PORT TOWNSEND — On the Oprah list of the 55 most anticipated books of the year are titles from Stacey Abrams, Anne Lamott, Joan Didion and Cicely Tyson.
JoAnne Tompkins of Port Townsend is up there, too, with her debut: “What Comes After,” a novel set in a town just like this one, with a slightly different name.
Many years in the making, this is a story of teenagers, kindness, pain, two bereft single parents and, perhaps most of all, second chances.
The title refers to the aftermath — spiritual and physical — of a murder. And though Tompkins’ other career is as a trial lawyer and mediator, this is no crime thriller.
The novel opens with a step inside the minds of Evangeline, who at 16 is pregnant and alone, and Isaac, the middle-aged father of a teen boy who was killed by his classmate.
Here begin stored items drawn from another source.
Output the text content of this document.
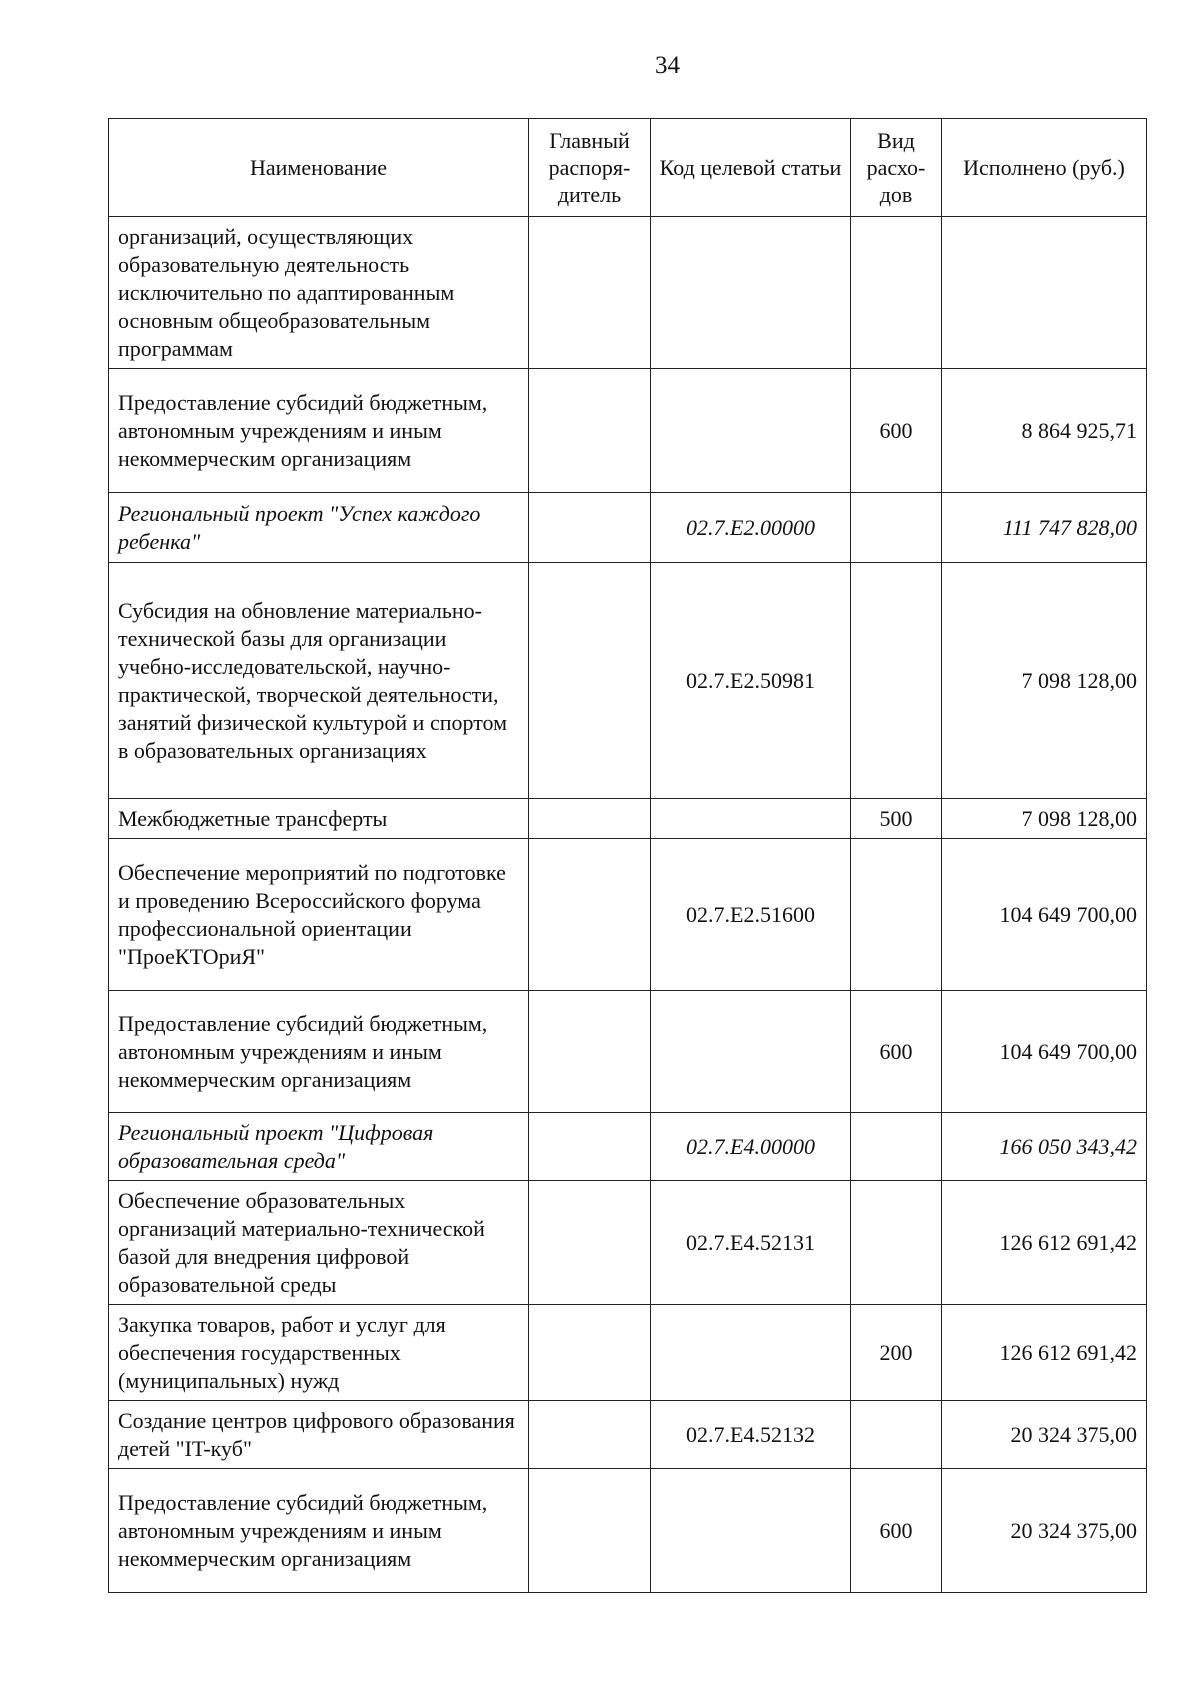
34
Наименование	Главный распоря- дитель	Код целевой статьи	Вид расхо- дов	Исполнено (руб.)
организаций, осуществляющих образовательную деятельность исключительно по адаптированным основным общеобразовательным программам				
Предоставление субсидий бюджетным, автономным учреждениям и иным некоммерческим организациям			600	8 864 925,71
Региональный проект "Успех каждого ребенка"		02.7.E2.00000		111 747 828,00
Субсидия на обновление материально-технической базы для организации учебно-исследовательской, научно-практической, творческой деятельности, занятий физической культурой и спортом в образовательных организациях		02.7.E2.50981		7 098 128,00
Межбюджетные трансферты			500	7 098 128,00
Обеспечение мероприятий по подготовке и проведению Всероссийского форума профессиональной ориентации "ПроеКТОриЯ"		02.7.E2.51600		104 649 700,00
Предоставление субсидий бюджетным, автономным учреждениям и иным некоммерческим организациям			600	104 649 700,00
Региональный проект "Цифровая образовательная среда"		02.7.E4.00000		166 050 343,42
Обеспечение образовательных организаций материально-технической базой для внедрения цифровой образовательной среды		02.7.E4.52131		126 612 691,42
Закупка товаров, работ и услуг для обеспечения государственных (муниципальных) нужд			200	126 612 691,42
Создание центров цифрового образования детей "IT-куб"		02.7.E4.52132		20 324 375,00
Предоставление субсидий бюджетным, автономным учреждениям и иным некоммерческим организациям			600	20 324 375,00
Events cause these two people to collide. And, like a nighttime walk deep into the forest, their story comes with surprises, soul-searching — and beauty.
By the time the characters walk out into the light, they’ve helped each other find the guts to start again.
In telling this tale, Tompkins said, she sought to create challenging characters, and then to deeply understand them, through all of their hard knocks and mistake making.
“In my prior job as a mediator, I had to hop into other people’s psyches and see the world from their eyes,” she added.
“I worked with an incredible range of people” who had lived through abuse, harassment and tragedy, she added. These adults and teenagers came to her seriously wounded, yet, time after time, she watched them move forward in their lives.
“I never cease to be amazed at what people do survive: these terrible, terrible things are out there, and they survive,” she said — sometimes “incredibly well.”
“What Comes After,” released in hardcover, e-book and audiobook on Penguin Random House in mid-April, sparked an immediate response from around the country.
Readers come to know the characters almost better than they know themselves, one critic writes in a starred Booklist review. Another, in Kirkus Reviews, compares Tompkins to Marilynne Robinson and Anne Tyler in the way she explores the territories of the heart.
“How do you rebound from tragedy?” asks a New York Times headline on Elisabeth Egan’s article. “Begin by welcoming the future” is the answer – which fits.
The book is, after all, about a teenager and a child about to be born.
The interview with Egan — part of last month’s publicity whirlwind — was surprisingly easy, Tompkins said, adding they talked about how “What Comes After” could be a book for older teenagers as well as their folks.
Erica Bauermeister, another Port Townsend writer, interviewed Tompkins last month at the start of her virtual book tour. Afterward, Bauermeister paused to marvel at the novel.
“The thing that strikes me about JoAnne’s writing is that she never goes for the easy, first answer,” she said.
“She always takes her exploration a step further, deeper … I walked away from ‘What Comes After’ feeling better about humanity, which is noteworthy for a book that starts with a murder.”
Bauermeister added that Tompkins is just as curious and willing to dig into a question even when it’s during an interview, on the fly and in front of people.
“That takes skill and self-knowledge, and perhaps years as a mediator,” she said.
“What Comes After” helped Tompkins learn too about the Society of Friends — the Quakers — who figure prominently in the story.
Not a member herself, Tompkins traveled to the Pendle Hill retreat center in Pennsylvania. She recalled having dinner with a group of Quakers and feeling a little bewildered when her table mates stayed silent after she’d made a remark on something. Had she offended them?
It turned out that, no, they were listening and thinking about what she’d just said.
Tompkins is a graduate of Goddard College’s master of fine arts program, where Aimee Liu was one of her advisers. In an article in the “Books Are Our Superpower” journal, Liu writes that “What Comes After” began as Tompkins’ master’s thesis more than four years ago.
“Even then, I had no doubt that this story would go to the moon,” Liu writes.
She went on to give a preliminary list of 20 national publications now hailing the novel as one of the season’s best.
Tompkins has given about a dozen media interviews and completed her virtual book tour for “What Comes After,” and it has been a thrill, even for this woman who calls herself an introvert, happy to be in her home surrounded by woods.
She smiles when adding she can’t get too full of herself, since hers was considered “an April book” by the publishing industry.
Now that it’s May, there’s a whole slew of new titles being talked about.
Which is fine with Tompkins. She has her next novel to work on now.